Turning curated content into knowledge sharing is the next challenge. Knowledge sharing is the groundwork for strengthening capacity among our local partners and the broader community of stakeholders. Panagora, as a subcontractor to the Chemonics-led Global Health Supply Chain-Procurement and Supply Management (GHSC-PSM) consortium, plays a pivotal role in the success of this project—USAID’s largest and most complex—by leading the communications and knowledge management component. Panagora’s GHSC-PSM communication and knowledge products for GHSC-PSM are developed and disseminated to strategic audiences to serve as catalysts for action in the delivery of essential medicines and commodities. Pleased by the initial website design and performance of the project website, USAID requested early on that the site be reconfigured to include all projects under the GHSC program, eight in total. Panagora has produced and widely disseminated an extensive portfolio of technical briefs, impact briefs, success stories, photos, fact sheets and videos that have received both praise and awards from USAID Washington and USAID missions. The expansive range of topics covered provides key stakeholders the resources needed to achieve the project’s goal. The topics include last-mile availability of health commodities, activity-based costing, outsourcing logistics to the private sector, laboratory network optimization, decentralized drug distribution, and recovery strategies for public health supply chains following pandemics as well as other catastrophic events.

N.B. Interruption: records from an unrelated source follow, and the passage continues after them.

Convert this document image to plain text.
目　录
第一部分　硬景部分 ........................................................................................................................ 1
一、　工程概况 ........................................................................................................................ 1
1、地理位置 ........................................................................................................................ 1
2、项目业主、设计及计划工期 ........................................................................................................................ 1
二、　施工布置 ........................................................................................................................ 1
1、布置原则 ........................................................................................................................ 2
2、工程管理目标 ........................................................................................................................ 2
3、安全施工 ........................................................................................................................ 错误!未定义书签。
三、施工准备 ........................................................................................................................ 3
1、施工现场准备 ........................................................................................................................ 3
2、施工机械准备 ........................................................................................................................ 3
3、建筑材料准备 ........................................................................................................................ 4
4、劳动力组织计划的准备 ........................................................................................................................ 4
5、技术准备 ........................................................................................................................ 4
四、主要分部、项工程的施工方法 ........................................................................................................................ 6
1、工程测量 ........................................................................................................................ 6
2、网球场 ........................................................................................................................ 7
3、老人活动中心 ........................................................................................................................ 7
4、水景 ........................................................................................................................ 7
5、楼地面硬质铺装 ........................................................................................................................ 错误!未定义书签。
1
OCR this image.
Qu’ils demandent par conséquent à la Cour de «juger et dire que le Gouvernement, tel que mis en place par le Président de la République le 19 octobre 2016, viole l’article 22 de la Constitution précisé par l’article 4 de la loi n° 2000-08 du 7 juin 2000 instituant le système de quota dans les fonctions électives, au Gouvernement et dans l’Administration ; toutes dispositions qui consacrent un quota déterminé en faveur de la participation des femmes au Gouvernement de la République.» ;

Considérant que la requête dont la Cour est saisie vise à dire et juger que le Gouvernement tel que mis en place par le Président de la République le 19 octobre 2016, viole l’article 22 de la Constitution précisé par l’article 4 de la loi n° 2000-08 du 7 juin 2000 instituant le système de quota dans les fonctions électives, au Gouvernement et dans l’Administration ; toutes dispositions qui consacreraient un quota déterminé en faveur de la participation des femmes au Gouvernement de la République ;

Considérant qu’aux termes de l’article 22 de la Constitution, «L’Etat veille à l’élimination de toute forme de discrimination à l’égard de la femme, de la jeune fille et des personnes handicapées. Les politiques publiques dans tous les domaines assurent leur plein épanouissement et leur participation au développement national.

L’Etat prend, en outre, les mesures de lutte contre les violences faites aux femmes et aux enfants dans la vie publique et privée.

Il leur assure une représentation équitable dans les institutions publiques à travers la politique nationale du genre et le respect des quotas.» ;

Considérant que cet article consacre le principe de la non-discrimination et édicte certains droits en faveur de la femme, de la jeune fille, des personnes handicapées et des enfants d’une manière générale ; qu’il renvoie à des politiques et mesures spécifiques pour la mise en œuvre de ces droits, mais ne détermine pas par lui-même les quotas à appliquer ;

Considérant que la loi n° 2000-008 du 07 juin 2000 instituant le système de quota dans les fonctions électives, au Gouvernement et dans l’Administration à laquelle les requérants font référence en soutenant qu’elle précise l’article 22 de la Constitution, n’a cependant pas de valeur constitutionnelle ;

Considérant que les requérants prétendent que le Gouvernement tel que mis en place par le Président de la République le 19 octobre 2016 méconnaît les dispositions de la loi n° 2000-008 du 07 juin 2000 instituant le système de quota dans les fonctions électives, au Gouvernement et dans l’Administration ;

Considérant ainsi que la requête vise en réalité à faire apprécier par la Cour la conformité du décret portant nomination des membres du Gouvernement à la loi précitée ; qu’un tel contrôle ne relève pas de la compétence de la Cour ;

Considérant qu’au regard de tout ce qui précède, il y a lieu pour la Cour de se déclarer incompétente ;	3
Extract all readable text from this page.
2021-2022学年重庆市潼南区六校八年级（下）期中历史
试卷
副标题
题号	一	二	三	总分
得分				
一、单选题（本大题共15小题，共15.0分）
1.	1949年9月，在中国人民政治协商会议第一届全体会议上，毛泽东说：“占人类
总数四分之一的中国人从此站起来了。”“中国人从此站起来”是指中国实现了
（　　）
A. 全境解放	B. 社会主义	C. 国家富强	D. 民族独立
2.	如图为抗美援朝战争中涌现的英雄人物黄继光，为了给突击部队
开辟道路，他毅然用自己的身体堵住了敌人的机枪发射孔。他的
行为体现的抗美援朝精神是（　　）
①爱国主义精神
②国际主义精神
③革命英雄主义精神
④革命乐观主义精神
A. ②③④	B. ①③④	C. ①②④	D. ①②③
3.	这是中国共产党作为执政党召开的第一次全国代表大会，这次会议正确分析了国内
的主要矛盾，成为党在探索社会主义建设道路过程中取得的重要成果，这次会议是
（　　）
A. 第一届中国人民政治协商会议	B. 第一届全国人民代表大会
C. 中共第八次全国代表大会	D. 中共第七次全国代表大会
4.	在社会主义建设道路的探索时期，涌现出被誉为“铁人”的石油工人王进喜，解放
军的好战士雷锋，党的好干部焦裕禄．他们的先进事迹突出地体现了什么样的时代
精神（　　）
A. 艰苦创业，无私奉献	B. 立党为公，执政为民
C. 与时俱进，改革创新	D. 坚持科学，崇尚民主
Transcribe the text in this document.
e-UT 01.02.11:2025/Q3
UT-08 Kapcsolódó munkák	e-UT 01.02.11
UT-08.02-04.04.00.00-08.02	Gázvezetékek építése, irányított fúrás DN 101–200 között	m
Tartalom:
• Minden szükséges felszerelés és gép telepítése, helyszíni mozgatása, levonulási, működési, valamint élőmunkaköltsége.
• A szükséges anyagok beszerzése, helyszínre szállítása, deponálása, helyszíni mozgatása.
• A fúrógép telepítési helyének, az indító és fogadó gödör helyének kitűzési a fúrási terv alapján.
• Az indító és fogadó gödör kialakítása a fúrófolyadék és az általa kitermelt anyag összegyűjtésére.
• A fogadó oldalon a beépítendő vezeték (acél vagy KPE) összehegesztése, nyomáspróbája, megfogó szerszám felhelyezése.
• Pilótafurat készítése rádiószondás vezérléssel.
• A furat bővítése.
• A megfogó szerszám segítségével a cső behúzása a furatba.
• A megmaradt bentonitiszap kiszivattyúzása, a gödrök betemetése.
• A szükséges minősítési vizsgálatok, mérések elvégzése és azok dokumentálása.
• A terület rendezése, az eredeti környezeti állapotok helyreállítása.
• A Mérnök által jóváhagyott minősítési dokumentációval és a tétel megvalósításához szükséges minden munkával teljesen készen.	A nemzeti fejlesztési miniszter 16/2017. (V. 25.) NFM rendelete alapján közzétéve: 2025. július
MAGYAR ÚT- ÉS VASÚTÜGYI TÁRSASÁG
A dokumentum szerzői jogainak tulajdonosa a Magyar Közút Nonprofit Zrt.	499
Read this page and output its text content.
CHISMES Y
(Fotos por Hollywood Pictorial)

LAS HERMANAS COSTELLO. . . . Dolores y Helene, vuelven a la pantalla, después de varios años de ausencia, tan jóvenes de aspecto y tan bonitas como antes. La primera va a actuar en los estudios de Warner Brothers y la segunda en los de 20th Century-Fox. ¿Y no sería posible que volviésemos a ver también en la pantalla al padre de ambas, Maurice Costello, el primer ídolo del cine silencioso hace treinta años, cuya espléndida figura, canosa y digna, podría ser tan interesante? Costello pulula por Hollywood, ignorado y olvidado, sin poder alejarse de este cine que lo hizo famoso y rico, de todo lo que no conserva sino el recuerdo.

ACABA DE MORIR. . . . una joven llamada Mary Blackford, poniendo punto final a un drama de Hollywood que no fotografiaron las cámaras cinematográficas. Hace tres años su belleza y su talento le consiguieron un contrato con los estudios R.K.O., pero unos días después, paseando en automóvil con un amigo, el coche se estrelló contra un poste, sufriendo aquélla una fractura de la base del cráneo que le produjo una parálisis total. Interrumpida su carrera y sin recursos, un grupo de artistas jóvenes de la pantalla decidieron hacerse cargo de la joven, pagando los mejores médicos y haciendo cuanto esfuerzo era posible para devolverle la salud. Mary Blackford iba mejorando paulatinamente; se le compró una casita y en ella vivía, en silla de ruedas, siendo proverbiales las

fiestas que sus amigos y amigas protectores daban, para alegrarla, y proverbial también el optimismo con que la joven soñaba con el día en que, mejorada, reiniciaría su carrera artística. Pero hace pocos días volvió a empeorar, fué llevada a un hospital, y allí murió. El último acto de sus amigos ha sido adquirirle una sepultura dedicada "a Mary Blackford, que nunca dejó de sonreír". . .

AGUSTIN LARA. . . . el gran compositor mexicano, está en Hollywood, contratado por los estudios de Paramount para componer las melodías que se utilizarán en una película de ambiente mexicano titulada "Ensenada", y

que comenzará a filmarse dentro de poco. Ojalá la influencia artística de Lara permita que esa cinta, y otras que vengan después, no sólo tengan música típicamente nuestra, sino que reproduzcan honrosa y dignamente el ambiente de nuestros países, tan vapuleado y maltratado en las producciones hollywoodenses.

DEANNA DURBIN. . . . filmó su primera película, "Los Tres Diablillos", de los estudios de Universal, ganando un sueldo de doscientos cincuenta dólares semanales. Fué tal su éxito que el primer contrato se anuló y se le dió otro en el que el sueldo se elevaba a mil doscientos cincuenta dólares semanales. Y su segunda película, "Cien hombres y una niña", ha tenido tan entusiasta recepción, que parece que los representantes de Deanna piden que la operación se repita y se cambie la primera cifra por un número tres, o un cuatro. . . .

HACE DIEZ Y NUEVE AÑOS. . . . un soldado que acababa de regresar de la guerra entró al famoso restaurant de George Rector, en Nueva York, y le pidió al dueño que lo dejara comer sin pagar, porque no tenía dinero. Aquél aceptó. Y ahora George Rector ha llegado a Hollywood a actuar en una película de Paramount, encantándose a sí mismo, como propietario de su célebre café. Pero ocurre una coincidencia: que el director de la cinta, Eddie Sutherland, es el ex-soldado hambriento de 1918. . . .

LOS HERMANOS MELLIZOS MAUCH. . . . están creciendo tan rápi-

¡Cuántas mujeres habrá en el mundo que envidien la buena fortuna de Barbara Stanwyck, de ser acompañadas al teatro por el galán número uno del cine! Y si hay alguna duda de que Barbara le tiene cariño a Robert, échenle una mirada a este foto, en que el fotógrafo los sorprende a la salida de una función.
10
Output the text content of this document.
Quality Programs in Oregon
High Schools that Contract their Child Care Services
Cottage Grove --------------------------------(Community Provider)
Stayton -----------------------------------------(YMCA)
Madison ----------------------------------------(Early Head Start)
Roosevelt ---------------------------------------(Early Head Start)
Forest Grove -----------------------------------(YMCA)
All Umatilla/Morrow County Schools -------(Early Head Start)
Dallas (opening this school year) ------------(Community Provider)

Evidence-Driven Adaptive Management Via Collaboration

Panagora worked closely with USAID/Philippines to institutionalize CLA practices under CLAimHealth and later CLAimDev. CLAimHealth began in 2018 with the goal of creating a CLA culture within the Mission’s Health Office and among implementing partners (IPs) to institutionalize the collaboration and synergy needed to improve health outcomes. In 2020, the activity was expanded under CLAimDev to include all the Mission’s programs. Under CLAimHealth and CLAimDev, Panagora helped USAID’s Mission staff strategically collaborate with key internal and external stakeholders, adopt a culture of continuous learning, and practice effective and agile adaptive management to achieve greater development impact.

A foundational element for successfully creating a culture of CLA among USAID and IPs was an innovative CLA technical working group made up of Mission AORs and CORs and IP staff members (primarily Chiefs of Party, M&E specialists and KMC specialists) that met bi-monthly to review evidence and identify/track adaptive decisions and agreements. By meeting regularly over the years, learning to review evidence together, collectively interpret evidence, and adapt collaboratively, the technical working group became a powerful force for driving CLA practices among USAID and IPs. We captured the evidence in a knowledge library. Building trust among USAID staff and the IPs through the technical working group was key to facilitating collective learning from successes and failures and then taking the next step to adapting and innovating for better development outcomes.

The E2A Approach: The Bridge between Evidence and Action

As a small business, Panagora has the agility and creativity to serve the evolving needs of USAID’s complex programs. Our E2A approach requires the speed and adaptability that a small business can provide to quickly pivot in real time using the evidence generated by M&E, facilitating the conditions to get that evidence to decision makers for learning and adapting, and then broadly sharing the learning among relevant stakeholders.